意見・要望

社団法人 日本書籍出版協会
2008.06.26

 当協会は去る3月31日付で大阪府立国際児童文学館の存続要望書を大阪府知事宛に提出し、また、5月1日には当協会の小峰理事長が三輪副知事に直接お会いして存続を要望しましたが、『大阪維新』プログラム(案)では、非常に厳しい提示がなされています。

 国際児童文学館は子どもの本の資料・情報・研究センターとして24年間にわたり子どもと本をつなぐ研究や実践活動を展開してきました。児童文学資料70万点の蔵書をベースにした児童文学研究、読書活動研究、児童書検索システムの開発などの事業や活動はユニークで、資料の整理方法やシステムにおいて図書館とは大きく異なる高度な研究機能をもち、その研究成果は読書推進活動を進めている市民の指針となり、研究資料としても、国内はもとより国際的にも活用されて大きな役割を果たしてきました。

 当協会所属の会員出版社はこの趣旨に賛同し、設立以来、要請に応えて発行図書の寄贈などの支援を行ない、その発展に尽力してまいりました。出版社がこのような形で寄贈しているのは、全国で国際児童文学館だけです。

 こうした立場からも、設立趣旨の大きな変更につながる今回の「図書館との統合」は看過できない問題であり、これによって、図書館とは異なる国際児童文学館がもつ独自の機能とこれまでの蓄積が無に帰すことを危惧します。

●大阪府に望むこと

 行政の継続性、公の責任を考えていただきたい。

 当協会所属の出版各社は、設立主旨と役割に大きな期待を寄せ、大阪府と同館の要請に応えて本の寄贈等の支援をしてきました。

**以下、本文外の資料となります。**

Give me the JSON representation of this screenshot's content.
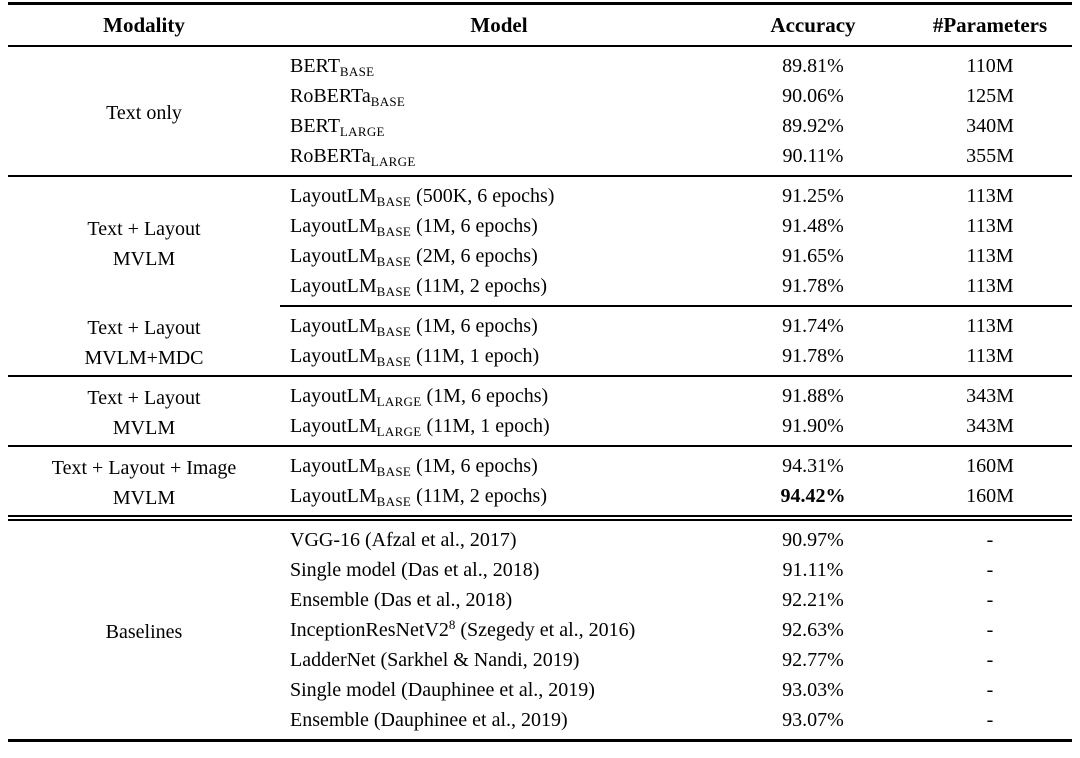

 国際児童文学館は「官民協働」の仕組みを構築している先行事例です。

 同館の実質的な事業費約3億円(企業の協賛事業費等を含む)のうち、3分の1は民間等によるものであり、人的、知的な協働作業など支援・協力によって運営されています。

 5年後、10年後を考えていただきたい。

 「大阪の未来をつくる」中に、子どもの未来に特段の配慮をいただきたい。

 国内、国際的な観点から国際児童文学館の意義を考えていただきたい。

 府民、国民の貴重な財産です。

 わが国の児童文学研究、読書推進活動の中核施設である大阪府立国際児童文学館の施設の存続と財団法人大阪国際児童文学館の運営の継続を切に要望します。